A ladearem os caminhos, a flora e a fauna típica da região deixam a paisagem de cor ora marrom, ora verde, com uma sonoridade de canto de pássaros que não se veem. Entre a escassa vegetação nativa, é peculiar a flor de seda, pela forma de cachadas de bulbos que guardam um recheio de fios de seda tão sedosos, que servem para encher travesseiros de recém-nascidos, entremeados pela variedade de cactos que brotam da terra seca esturricada; compostas de barro e pedregulhos, parecem braços abertos para o alto, como se estivessem pedindo clemência ao sol causticante.

Prosseguindo viagem, chega-se ao distrito de Entremontes, comunidade ribeirinha onde as famílias se dedicam ao artesanato, em especial à arte do rendendê, pequeno povoado de entrada ornamentada por variações de flores; de espaçosa praça que serve de ponto central, circundada por casas de pinturas coloridas, como uma tela do artista plástico José Zumba.

Em portas, cartazes com inscrições: Casa do Bordado, mas uma, em especial, chama a atenção: “Cooperativa de Bordados”, que logo leva a deduzir que há olhar voltado para o desenvolvimento econômico daquelas senhoras, sertanejas, trabalhadeiras em bordados e rendas de bilros, encorajando-as a organizarem e porem em prática as suas criatividades artesanais.

Há lindos panos de linho bordados para todo gosto, diferenciados em forma, cor e tamanho, nas portas e salas das casas que servem de mostruário e ateliê, onde se encontram mulher e menino a conversarem, animadamente a bordarem, venderem e viverem; pressupõe-se que há atividade artesanal que movimenta a economia local, ajuda na renda familiar. Tem-se a certeza de que ali há um embrião de mão de obra organizada, rentável, embora ainda restrita ao terreiro de casa, por falta de apoio governamental.

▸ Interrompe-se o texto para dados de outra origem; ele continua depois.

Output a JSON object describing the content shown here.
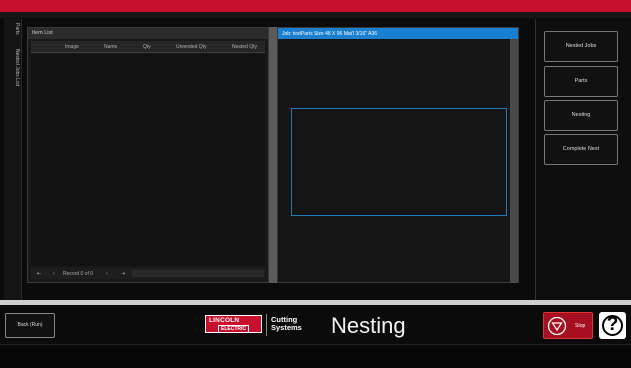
{
  "colors": {
    "accent_red": "#c8102e",
    "title_blue": "#1a7fcf",
    "sheet_outline": "#1f7ab8"
  },
  "left_tabs": [
    "Parts",
    "Nested Jobs List"
  ],
  "item_list": {
    "title": "Item List",
    "columns": [
      "Image",
      "Name",
      "Qty",
      "Unnested Qty",
      "Nested Qty"
    ],
    "rows": [],
    "pager": {
      "first": "⇤",
      "prev": "‹",
      "record": "Record 0 of 0",
      "next": "›",
      "last": "⇥"
    }
  },
  "nest_view": {
    "title": "Job: testParts  Size 48 X 96  Mat'l 3/16\" A36"
  },
  "side_buttons": [
    "Nested Jobs",
    "Parts",
    "Nesting",
    "Complete Nest"
  ],
  "footer": {
    "back_label": "Back (Run)",
    "logo_line1": "LINCOLN",
    "logo_line2": "ELECTRIC",
    "brand_line1": "Cutting",
    "brand_line2": "Systems",
    "page_title": "Nesting",
    "stop_label": "Stop",
    "help_label": "?"
  }
}
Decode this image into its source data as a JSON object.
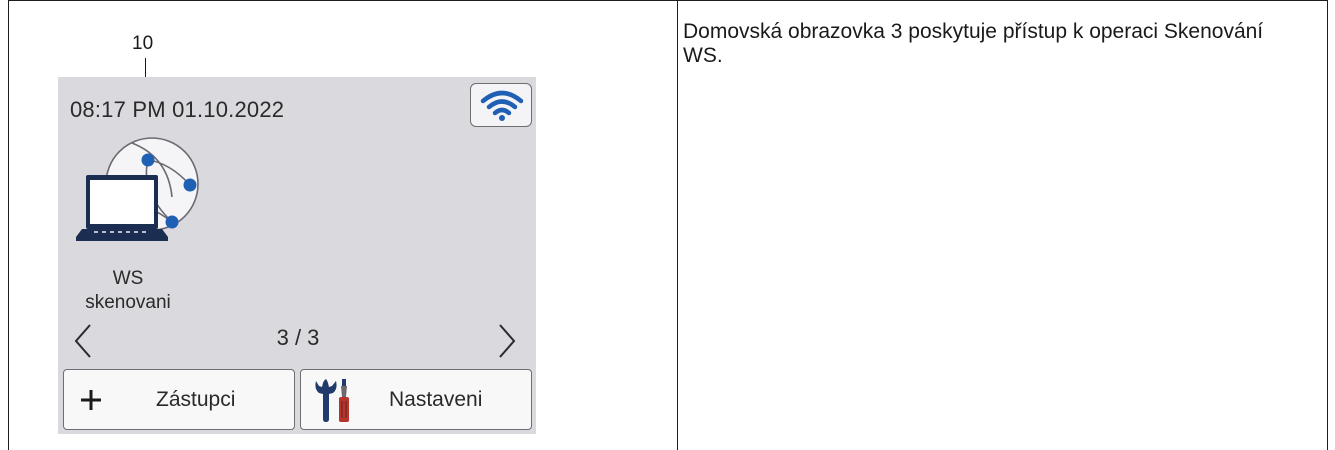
{
  "callout": {
    "number": "10"
  },
  "screen": {
    "datetime": "08:17 PM 01.10.2022",
    "ws_scan": {
      "label_line1": "WS",
      "label_line2": "skenovani"
    },
    "page_indicator": "3 / 3",
    "shortcuts_button": {
      "label": "Zástupci"
    },
    "settings_button": {
      "label": "Nastaveni"
    }
  },
  "description": "Domovská obrazovka 3 poskytuje přístup k operaci Skenování WS.",
  "colors": {
    "accent_blue": "#1f5fb4",
    "screen_bg": "#d9d9de",
    "tool_red": "#b5342c"
  },
  "icons": [
    "wifi-icon",
    "ws-scan-icon",
    "chevron-left-icon",
    "chevron-right-icon",
    "plus-icon",
    "tools-icon"
  ]
}
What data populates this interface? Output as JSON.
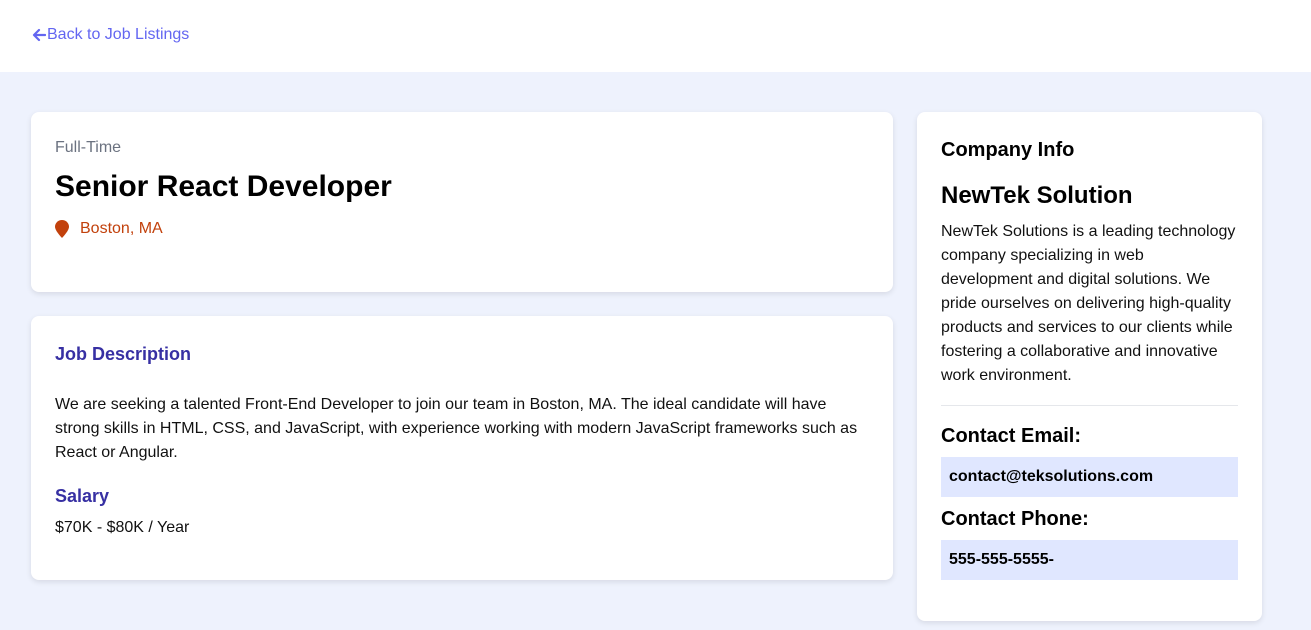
{
  "nav": {
    "back_label": "Back to Job Listings",
    "back_icon": "arrow-left-icon"
  },
  "job": {
    "type": "Full-Time",
    "title": "Senior React Developer",
    "location": "Boston, MA",
    "location_icon": "map-marker-icon",
    "description_heading": "Job Description",
    "description": "We are seeking a talented Front-End Developer to join our team in Boston, MA. The ideal candidate will have strong skills in HTML, CSS, and JavaScript, with experience working with modern JavaScript frameworks such as React or Angular.",
    "salary_heading": "Salary",
    "salary": "$70K - $80K / Year"
  },
  "company": {
    "heading": "Company Info",
    "name": "NewTek Solution",
    "description": "NewTek Solutions is a leading technology company specializing in web development and digital solutions. We pride ourselves on delivering high-quality products and services to our clients while fostering a collaborative and innovative work environment.",
    "email_label": "Contact Email:",
    "email": "contact@teksolutions.com",
    "phone_label": "Contact Phone:",
    "phone": "555-555-5555-"
  },
  "colors": {
    "accent": "#6366f1",
    "heading_indigo": "#3730a3",
    "location_orange": "#c2410c",
    "page_bg": "#eef2fd",
    "contact_bg": "#e0e7ff"
  }
}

O convite do rio, ainda nos leva até a margem, onde se veem turistas em trânsito em transporte fluvial, indo e vindo do povoado de Canindé, situado no Estado de Sergipe, em busca de artesanato, lazer e da gastronomia. No final da tarde de atmosfera quente, nuvens escuras ameaçam desabar e ouvem-se os avisos dos garçons: “Apressem! Se chover, o carro não sobe!” Mas as palavras do barqueiro Silva, também não tranquilizam, mas compõem a história do pescador: “se chover, os peixes pulam na flor d’água para beberem os pingos da chuva; é tanto peixe, que a gente pega “eles” nos braços e joga na canoa”.

O Rio São Francisco, na região do sertão, favorece a movimentação de pessoal no artesanato local aliado ao turismo que alimenta os pequenos negócios e o interesse econômico da subsistência. Hoje, o sertanejo embrenha-se não somente na caatinga, não veste tão somente o gibão de couro e derruba o boi com as mãos, nem somente pesca no rio, ou caça nas margens e ainda, não se cansou de esperar que chovesse no sertão, mas também envereda por outros caminhos, diversificando o seu sustento. Sem alterar a sua natureza, esforça-se para ressurgir do milenar destroço da seca. Cabe a quem de direito ajudá-lo.